She (we’ll call her Emily) writes: I just got rejected from rushing the sororities at my school, which many of my friends are involved with. to say the least, i feel broken and worthless. my power was taken away from me by a bunch of overly empowered girls. knowing that this same thing happened to you, and inspired your great success, ‘greek tragedy’, I was hoping you might tell me something, with your usual eloquence, that would let me know that this isn’t the end. that it’s possible to still be happy and lead a full life. that you can still have hundreds of boyfriends, good hair, accessorize well, and have friends fondly referred to as Smelly even though you feel tender and defective right now. tell me that the girls who rejected you are now fat and living in tulsa. tell me something to make it okay please.
I respond: Oh Emily, Emily, Emily, look how great a job you did at that cheer up all on your own. You don’t need anyone to tell you you’ll be a success, that you’ll be happy, no one to offer you promises, because just look, look at what you wrote to me. Deep down, or at least intellectually, you know that’s all true. That not being in a sorority will have zero influence on the rest of your life. Emotions, though, man, that’s where it’s hard.
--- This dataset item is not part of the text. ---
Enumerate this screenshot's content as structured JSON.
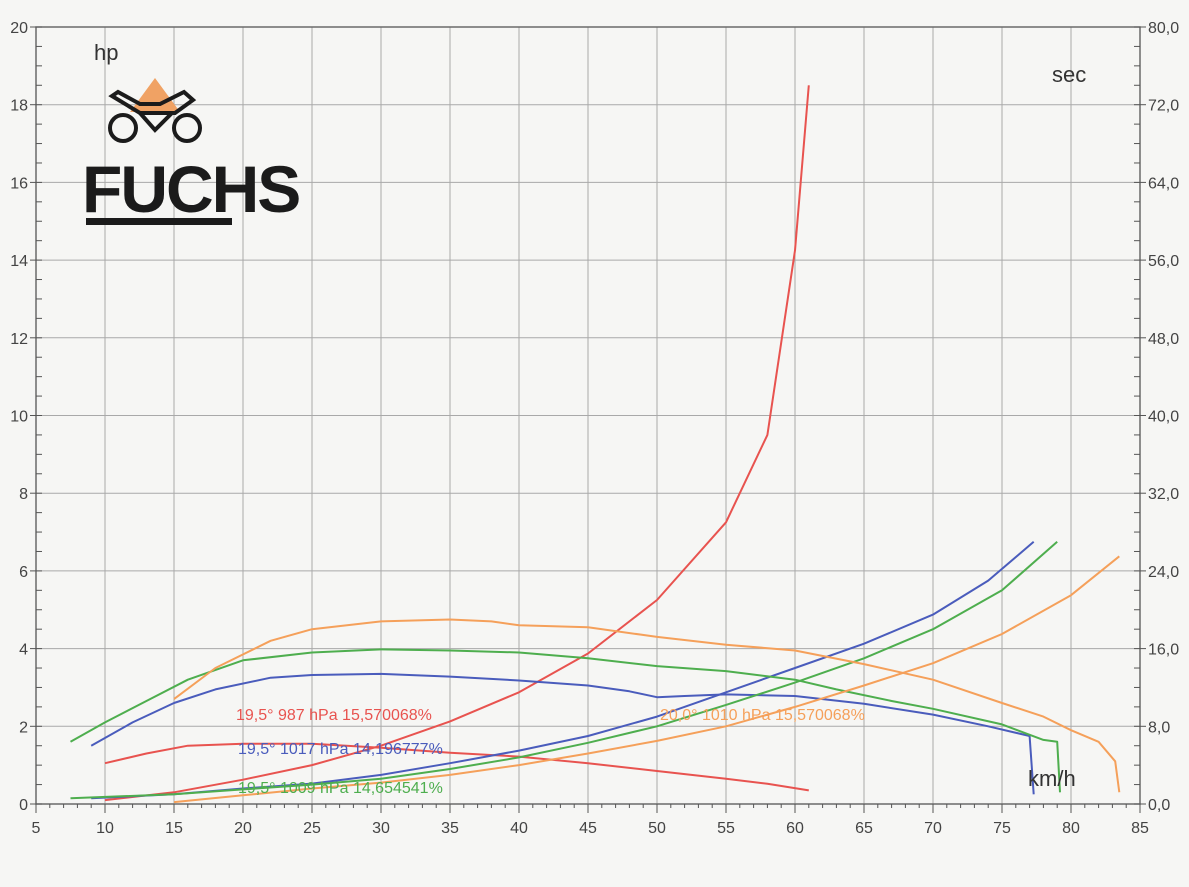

Intellectually you know everything I could tell you, but emotionally you feel like a beat up little girl who wants to sulk and dissect everything for "why"s. Why is the universe singling you out and fucking with you like this? Like I wrote on the blog when it happened to me, LOOK UP. Not cheer up, but look up, realize there is a whole world around you, different options. I know this might sound strange, but stop to think about this for a second: imagine this happened to you on purpose. Not only to make you stronger but maybe to force you to also make new friends, to not rely on an easy system, to force you to grow and leave your familiar boundaries (ones you set for yourself that maybe it’s time to outgrow).
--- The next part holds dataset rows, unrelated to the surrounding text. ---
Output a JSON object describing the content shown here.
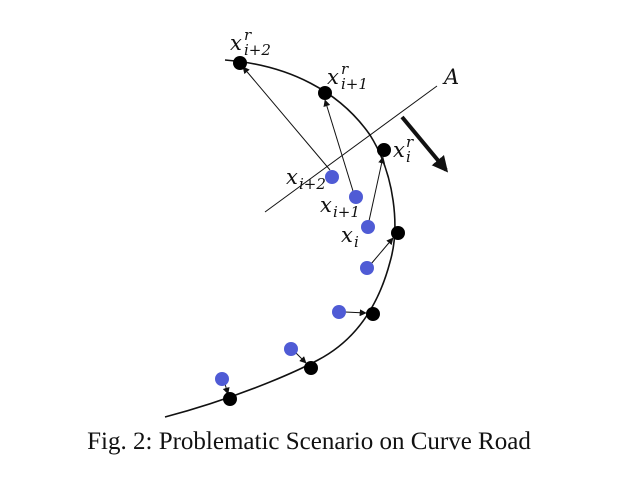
{
  "labels": {
    "xr_i2": {
      "base": "x",
      "sup": "r",
      "sub": "i+2"
    },
    "xr_i1": {
      "base": "x",
      "sup": "r",
      "sub": "i+1"
    },
    "xr_i": {
      "base": "x",
      "sup": "r",
      "sub": "i"
    },
    "x_i2": {
      "base": "x",
      "sub": "i+2"
    },
    "x_i1": {
      "base": "x",
      "sub": "i+1"
    },
    "x_i": {
      "base": "x",
      "sub": "i"
    },
    "axis_A": "A"
  },
  "caption": "Fig. 2: Problematic Scenario on Curve Road",
  "colors": {
    "road": "#111111",
    "ref_point": "#000000",
    "vehicle_point": "#4f5bd5",
    "arrow": "#111111"
  }
}
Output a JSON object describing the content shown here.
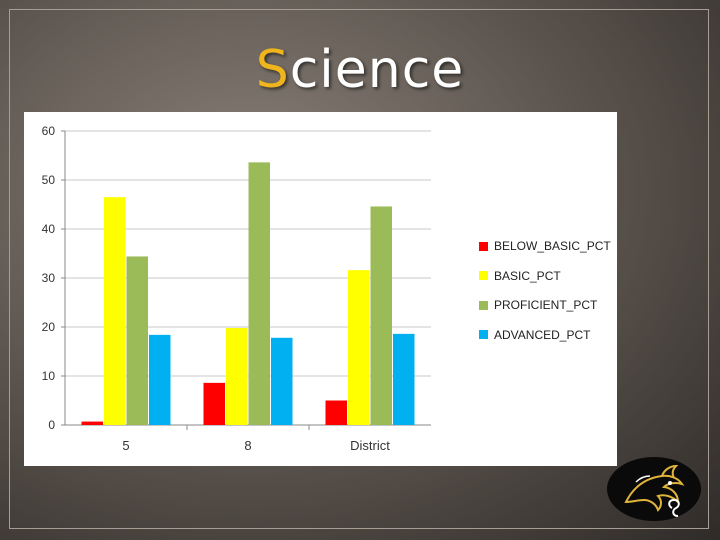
{
  "slide": {
    "title_first_letter": "S",
    "title_rest": "cience"
  },
  "colors": {
    "title_accent": "#f0b41c",
    "background": "#5e5750",
    "below_basic": "#ff0000",
    "basic": "#ffff00",
    "proficient": "#9bbb59",
    "advanced": "#00b0f0"
  },
  "chart_data": {
    "type": "bar",
    "title": "",
    "xlabel": "",
    "ylabel": "",
    "categories": [
      "5",
      "8",
      "District"
    ],
    "ylim": [
      0,
      60
    ],
    "yticks": [
      "0",
      "10",
      "20",
      "30",
      "40",
      "50",
      "60"
    ],
    "grid": true,
    "legend_position": "right",
    "series": [
      {
        "name": "BELOW_BASIC_PCT",
        "color": "#ff0000",
        "values": [
          0.7,
          8.6,
          5.0
        ]
      },
      {
        "name": "BASIC_PCT",
        "color": "#ffff00",
        "values": [
          46.5,
          19.8,
          31.6
        ]
      },
      {
        "name": "PROFICIENT_PCT",
        "color": "#9bbb59",
        "values": [
          34.4,
          53.6,
          44.6
        ]
      },
      {
        "name": "ADVANCED_PCT",
        "color": "#00b0f0",
        "values": [
          18.4,
          17.8,
          18.6
        ]
      }
    ]
  },
  "logo": {
    "icon": "dragon-mascot-icon"
  }
}
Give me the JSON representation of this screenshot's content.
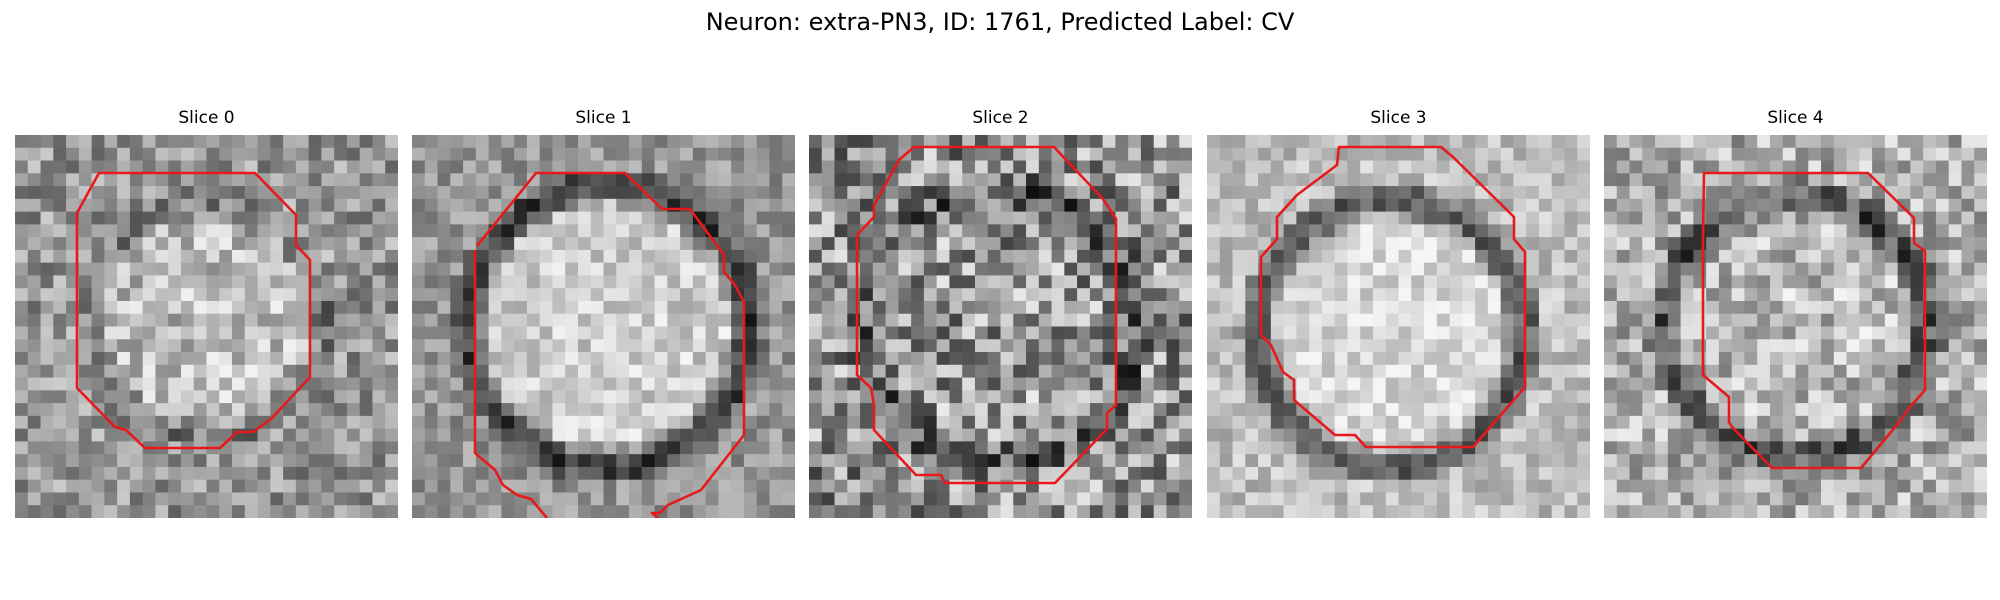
{
  "figure": {
    "title": "Neuron: extra-PN3, ID: 1761, Predicted Label: CV"
  },
  "panels": [
    {
      "title": "Slice 0"
    },
    {
      "title": "Slice 1"
    },
    {
      "title": "Slice 2"
    },
    {
      "title": "Slice 3"
    },
    {
      "title": "Slice 4"
    }
  ],
  "colors": {
    "contour": "#e8191a",
    "background": "#ffffff"
  }
}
I promise you, five years from now, you will look back at this time and think, "I can’t believe how upset I was over that." Okay, that won’t always be the case. Sometimes you’ll look back and think, "that sucked, but obviously I got over it." Because at the end of the day, rejection just sucks. But it sucks for everyone. If I were you, and I was, I’d turn it around and force a smile and remind myself that I don’t need others to know how awesome I am. Because I know it. And dammit, if I don’t, I’m going to figure out how to know it. I’m going to wake up and decide to do something new, something I’ve never done before. I’m going to make a new friend, to extend myself, offer someone help by going out of my way. Today I’m going to smile to everyone, even if they don’t smile back. Because that’s the beauty of our lives, the ability to change them, to grab hold of them, and live them. Life is too short to still be sulking about it!
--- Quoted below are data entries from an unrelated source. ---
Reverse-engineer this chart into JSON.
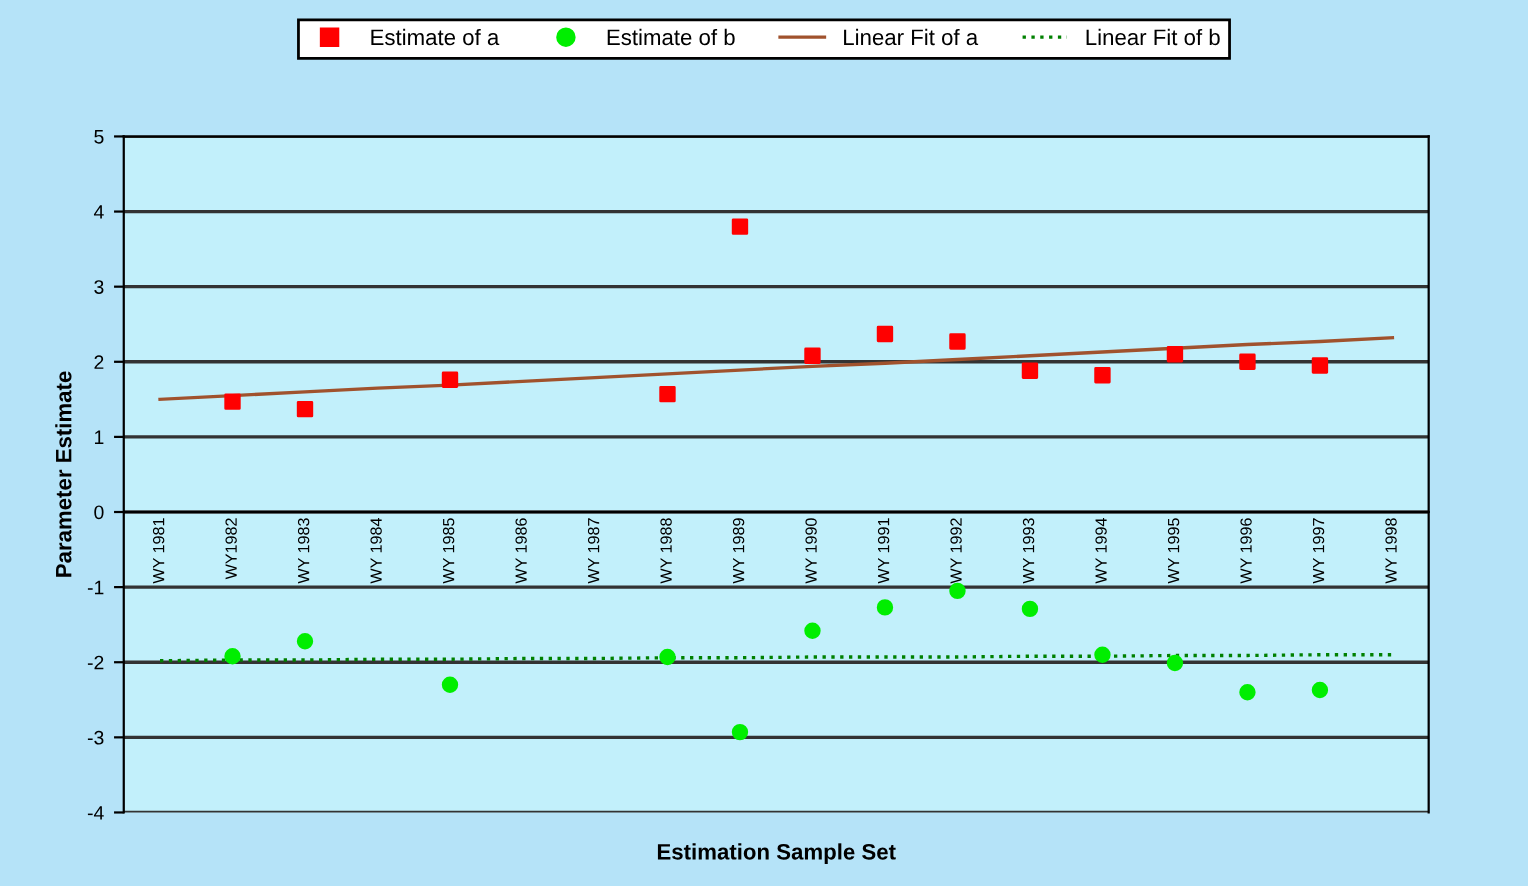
{
  "chart_data": {
    "type": "scatter",
    "xlabel": "Estimation Sample Set",
    "ylabel": "Parameter Estimate",
    "categories": [
      "WY 1981",
      "WY1982",
      "WY 1983",
      "WY 1984",
      "WY 1985",
      "WY 1986",
      "WY 1987",
      "WY 1988",
      "WY 1989",
      "WY 1990",
      "WY 1991",
      "WY 1992",
      "WY 1993",
      "WY 1994",
      "WY 1995",
      "WY 1996",
      "WY 1997",
      "WY 1998"
    ],
    "series": [
      {
        "name": "Estimate of a",
        "marker": "square",
        "color": "#ff0000",
        "values": [
          null,
          1.47,
          1.37,
          null,
          1.76,
          null,
          null,
          1.57,
          3.8,
          2.08,
          2.37,
          2.27,
          1.88,
          1.82,
          2.1,
          2.0,
          1.95,
          null
        ]
      },
      {
        "name": "Estimate of b",
        "marker": "circle",
        "color": "#00ee00",
        "values": [
          null,
          -1.92,
          -1.72,
          null,
          -2.3,
          null,
          null,
          -1.93,
          -2.93,
          -1.58,
          -1.27,
          -1.05,
          -1.29,
          -1.9,
          -2.01,
          -2.4,
          -2.37,
          null
        ]
      },
      {
        "name": "Linear Fit of a",
        "type": "line",
        "line_style": "solid",
        "color": "#a0522d",
        "values": [
          1.5,
          1.55,
          1.6,
          1.65,
          1.69,
          1.74,
          1.79,
          1.84,
          1.89,
          1.94,
          1.98,
          2.03,
          2.08,
          2.13,
          2.18,
          2.23,
          2.27,
          2.32
        ]
      },
      {
        "name": "Linear Fit of b",
        "type": "line",
        "line_style": "dotted",
        "color": "#008000",
        "values": [
          -1.98,
          -1.97,
          -1.97,
          -1.96,
          -1.96,
          -1.95,
          -1.95,
          -1.94,
          -1.94,
          -1.93,
          -1.93,
          -1.93,
          -1.92,
          -1.92,
          -1.91,
          -1.91,
          -1.9,
          -1.9
        ]
      }
    ],
    "ylim": [
      -4,
      5
    ],
    "yticks": [
      -4,
      -3,
      -2,
      -1,
      0,
      1,
      2,
      3,
      4,
      5
    ],
    "grid": "y",
    "legend": "top"
  }
}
And for what it’s worth, the friends of mine who were in sororities ended up dropping out. "What a waste of money. All those dues. And it was all so forced and fake. It’s basically for people who don’t know how to make friends on their own." And also, funny enough, after college, I made friends with a woman (sweet Dulce) who loved her sorority sisters and introduced me to all of them. They’re now some of my closest friends. I’m an honorary Johns Hopkins member of whatever sorority they were all inducted. The point is, you’ll get over this with grace. We don’t get to choose what happens to us, but we can choose how we react to whatever comes our way. Make this an exemplary moment in your life, a time you’ll look back upon and say, "Wow, I’m so proud of how I handled that, with such grace and strength. It was hard for me, but look how I rolled with it, look how well adjusted I was able to be about that." And that will give you strength to face whatever the future might hold.
I hope this helps. I’m posting it on my blog because I think a lot of people need a good pep talk. Because, see, it happens to everyone. The sooner you learn to handle rejection with grace, the better. Because after I dealt with the blow of no sororities wanting me, I dealt with a husband who didn’t want me or the family we’d planned for. So all these rejections are just training us to handle change, to evolve into better, stronger people. It’s what Straight Up and Dirty is all about. And believe it or not, it doesn’t harden you, but it does enable you to realize not only aren’t you alone in any of it, but you’re more compassionate, and are able to bounce back from a blow all the quicker. Not exactly a Tulsa Oklahoma answer, but my truth, just the same.